Swan Song
By Danielle Jones
USC Thornton professor of composition Frank Ticheli celebrates an astounding career at Thornton with a concert of his music at Bovard Auditorium.
On Friday, Feb. 10, the USC Thornton Winds will present an evening of music of Frank Ticheli, celebrated composer and longtime faculty member at Thornton. Ticheli will take the podium and will be joined by conductors Carl St.Clair and Sharon Lavery, clarinetist Alex Chang and the USC Thornton Chamber Singers.
The evening is a celebration of Ticheli’s years of teaching at Thornton, and his noted career as a composer, but he started writing music like all students — with questions. Composition started out as a curiosity. As a teenager, he felt a shock of inspiration from a school music education program that featured many passionate players. When he discovered the creative process of composing music, he started asking questions.
“I started thinking about, ‘How does one write this kind of music, this incredible music that we’re playing?’ ‘How do you learn to do this?’” Ticheli said. “And I started asking, ‘How do I do it?’”
Decades later, Ticheli’s orchestral, choral, chamber and concert band works are well-regarded in the U.S. and Europe. He has guest conducted at Carnegie Hall, been featured at universities and music festivals, and received the 2012 Arts and Letters Award from the American Academy of Arts and Letters, one of three awards he has received from that prestigious organization.
The Feb. 10 concert will celebrate Ticheli’s remarkable career and 32 years of teaching at USC Thornton. The evening will feature Ticheli’s well-recognized compositions. Artistic leader and USC Thornton Symphony principal conductor Carl St.Clair will open the concert with the orchestral version of “Shooting Stars,” the first movement of Ticheli’s “Symphony No. 2.”
“I’ve known St.Clair for more than 40 years. We’ve been friends since our 20s,” Ticheli said. ‘Shooting Stars’ is a short little five-minute curtain opener. It’s a concert opener, a very flashy, energetic piece in which ideas come and go quickly.”
The second piece, “There Will Be Rest” is a choral work written by Ticheli, to be performed by the USC Thornton Chamber Singers. The piece is dedicated to the memory of Cole Carsan, Carl St.Clair’s toddler son who died in a tragic accident in 1999.
“When you offer music as a gift, as a commemoration…music can help us to heal in ways that words alone and tangible things can’t. It takes us to a place that only music can touch,” Ticheli said. “It’s so special to me because of its connection to that little boy, a connection that will be there forever, long after we’re all gone from this earth. That connection will still exist.” USC Thornton resident conductor Sharon Lavery will conduct Ticheli’s Clarinet Concerto, featuring student Alex Chang, and “Apollo Unleashed.” The third movement of Symphony No. 2, “Apollo Unleashed” is a piece Lavery conducted at Carnegie Hall with the USC Thornton Winds in 2005.
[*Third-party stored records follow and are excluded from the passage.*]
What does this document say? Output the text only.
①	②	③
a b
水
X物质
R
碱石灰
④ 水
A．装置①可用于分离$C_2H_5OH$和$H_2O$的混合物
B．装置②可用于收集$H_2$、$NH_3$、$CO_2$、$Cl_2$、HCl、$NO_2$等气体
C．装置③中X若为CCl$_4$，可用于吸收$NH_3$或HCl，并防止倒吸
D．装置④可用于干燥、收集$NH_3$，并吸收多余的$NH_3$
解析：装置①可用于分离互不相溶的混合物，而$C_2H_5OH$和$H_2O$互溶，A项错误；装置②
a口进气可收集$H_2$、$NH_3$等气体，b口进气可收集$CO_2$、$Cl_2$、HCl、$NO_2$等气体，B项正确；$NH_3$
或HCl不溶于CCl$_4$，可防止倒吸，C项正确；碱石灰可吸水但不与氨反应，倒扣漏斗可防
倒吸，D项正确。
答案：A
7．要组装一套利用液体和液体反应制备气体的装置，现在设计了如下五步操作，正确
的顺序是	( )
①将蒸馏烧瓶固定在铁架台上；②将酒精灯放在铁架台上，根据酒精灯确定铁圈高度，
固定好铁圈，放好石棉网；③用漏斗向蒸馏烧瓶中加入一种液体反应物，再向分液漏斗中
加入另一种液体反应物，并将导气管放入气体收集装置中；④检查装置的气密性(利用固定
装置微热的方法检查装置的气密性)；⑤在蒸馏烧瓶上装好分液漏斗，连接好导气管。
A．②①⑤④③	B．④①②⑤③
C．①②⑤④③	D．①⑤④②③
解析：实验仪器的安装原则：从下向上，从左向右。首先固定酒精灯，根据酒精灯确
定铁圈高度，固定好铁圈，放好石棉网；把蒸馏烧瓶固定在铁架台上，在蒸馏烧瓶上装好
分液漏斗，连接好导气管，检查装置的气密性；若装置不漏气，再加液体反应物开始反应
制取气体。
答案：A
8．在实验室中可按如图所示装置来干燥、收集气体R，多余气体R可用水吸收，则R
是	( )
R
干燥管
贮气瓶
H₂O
Ticheli will conduct “Angels in Architecture,” a commissioned piece written for the Sydney Opera House. Inspired by the opera house’s stage, the fourteen-minute piece explores a conflict between forces of light and darkness.
“The first thing I noticed above the stage are these acoustical ornaments of some kind,” Ticheli recalled his Sydney Opera House visit. “Some of them were ten feet in diameter. Some were only three feet in diameter, just all different sizes. But they were all halo-shaped and you’re all hanging above this stage and I thought, ‘Well, there’s my piece right there. Look at these halos in the architecture.’”
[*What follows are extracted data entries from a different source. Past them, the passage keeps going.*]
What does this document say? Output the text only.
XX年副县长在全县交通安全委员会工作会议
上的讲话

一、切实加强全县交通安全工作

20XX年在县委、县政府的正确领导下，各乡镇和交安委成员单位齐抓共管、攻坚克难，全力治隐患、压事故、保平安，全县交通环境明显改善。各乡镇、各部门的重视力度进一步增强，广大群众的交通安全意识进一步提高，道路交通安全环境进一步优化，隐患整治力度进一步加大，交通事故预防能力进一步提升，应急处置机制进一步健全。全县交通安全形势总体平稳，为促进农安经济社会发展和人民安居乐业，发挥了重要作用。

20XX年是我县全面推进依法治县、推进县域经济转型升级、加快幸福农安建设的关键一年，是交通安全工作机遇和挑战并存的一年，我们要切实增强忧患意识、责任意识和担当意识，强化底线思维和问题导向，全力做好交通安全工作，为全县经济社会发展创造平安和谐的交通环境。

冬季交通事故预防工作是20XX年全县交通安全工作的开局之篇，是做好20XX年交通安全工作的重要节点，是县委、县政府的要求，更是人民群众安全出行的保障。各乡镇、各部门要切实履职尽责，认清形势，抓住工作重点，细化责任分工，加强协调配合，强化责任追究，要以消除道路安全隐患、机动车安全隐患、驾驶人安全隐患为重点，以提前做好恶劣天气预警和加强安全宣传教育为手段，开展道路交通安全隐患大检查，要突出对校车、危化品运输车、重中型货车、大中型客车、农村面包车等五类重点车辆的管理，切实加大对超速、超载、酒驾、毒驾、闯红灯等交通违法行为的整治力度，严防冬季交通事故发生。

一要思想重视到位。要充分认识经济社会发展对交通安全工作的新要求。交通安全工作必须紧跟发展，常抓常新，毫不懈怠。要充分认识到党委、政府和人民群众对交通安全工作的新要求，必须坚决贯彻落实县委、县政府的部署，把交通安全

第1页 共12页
“Blue Shades,” a jazz-influenced piece that Ticheli said he comes back to often as a conductor, will close out the concert.
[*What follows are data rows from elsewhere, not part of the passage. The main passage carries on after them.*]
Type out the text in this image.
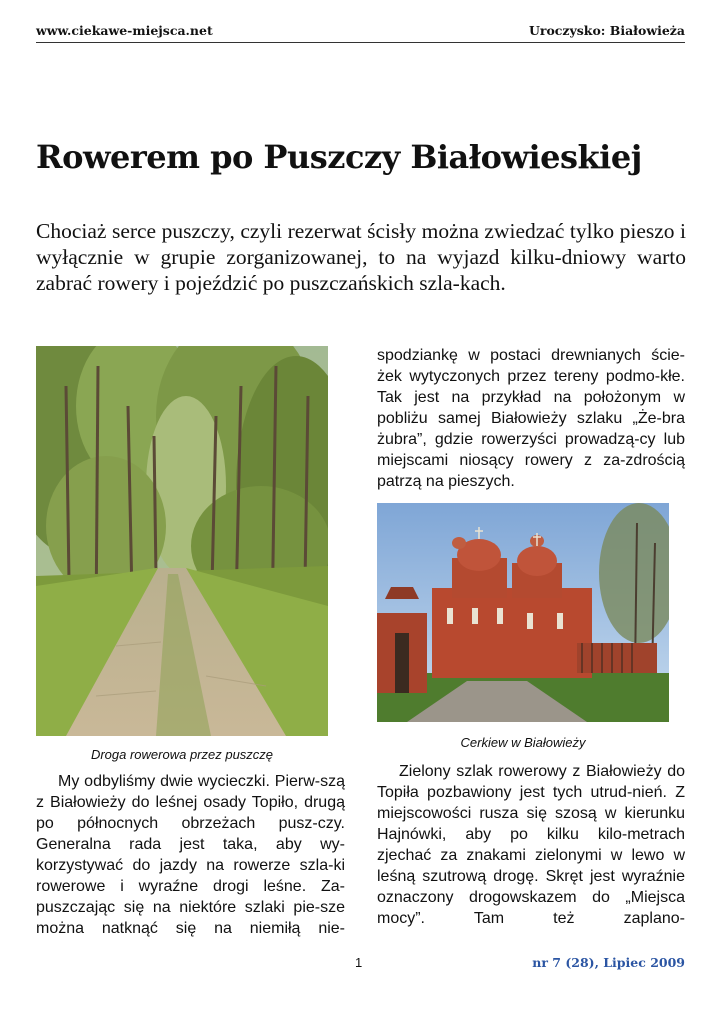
www.ciekawe-miejsca.net	Uroczysko: Białowieża
Rowerem po Puszczy Białowieskiej

Chociaż serce puszczy, czyli rezerwat ścisły można zwiedzać tylko pieszo i wyłącznie w grupie zorganizowanej, to na wyjazd kilku-dniowy warto zabrać rowery i pojeździć po puszczańskich szla-kach.

Droga rowerowa przez puszczę
Cerkiew w Białowieży

My odbyliśmy dwie wycieczki. Pierw-szą z Białowieży do leśnej osady Topiło, drugą po północnych obrzeżach pusz-czy. Generalna rada jest taka, aby wy-korzystywać do jazdy na rowerze szla-ki rowerowe i wyraźne drogi leśne. Za-puszczając się na niektóre szlaki pie-sze można natknąć się na niemiłą nie-

spodziankę w postaci drewnianych ście-żek wytyczonych przez tereny podmo-kłe. Tak jest na przykład na położonym w pobliżu samej Białowieży szlaku „Że-bra żubra”, gdzie rowerzyści prowadzą-cy lub miejscami niosący rowery z za-zdrością patrzą na pieszych.

Zielony szlak rowerowy z Białowieży do Topiła pozbawiony jest tych utrud-nień. Z miejscowości rusza się szosą w kierunku Hajnówki, aby po kilku kilo-metrach zjechać za znakami zielonymi w lewo w leśną szutrową drogę. Skręt jest wyraźnie oznaczony drogowskazem do „Miejsca mocy”. Tam też zaplano-

1	nr 7 (28), Lipiec 2009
“It’s very personal to me because it sort of reflects my own New Orleans roots, early traditional jazz roots,” he said. “It’s very close to my heart because it encapsulates my younger self and my older self — they’re there together, both of them.”
Overall, Ticheli hopes the audience will take in the art and beauty of live music. He looks back at his time at USC, grateful to have worked with so many extraordinary people at the university: faculty colleagues, staff members, and brilliant students.
“I’m honored to have been able to work with so many talented student composers while I’ve been here, to see their careers grow, to see them blossom into powerful artists with genuine voices. It’s been an incredible joy to see that happen,” Ticheli said. “Seeing the students grow and become what they have become has inspired me to be a better composer.”
Danielle Jones is an undergraduate student in the USC Dornsife College of Letters, Arts and Sciences.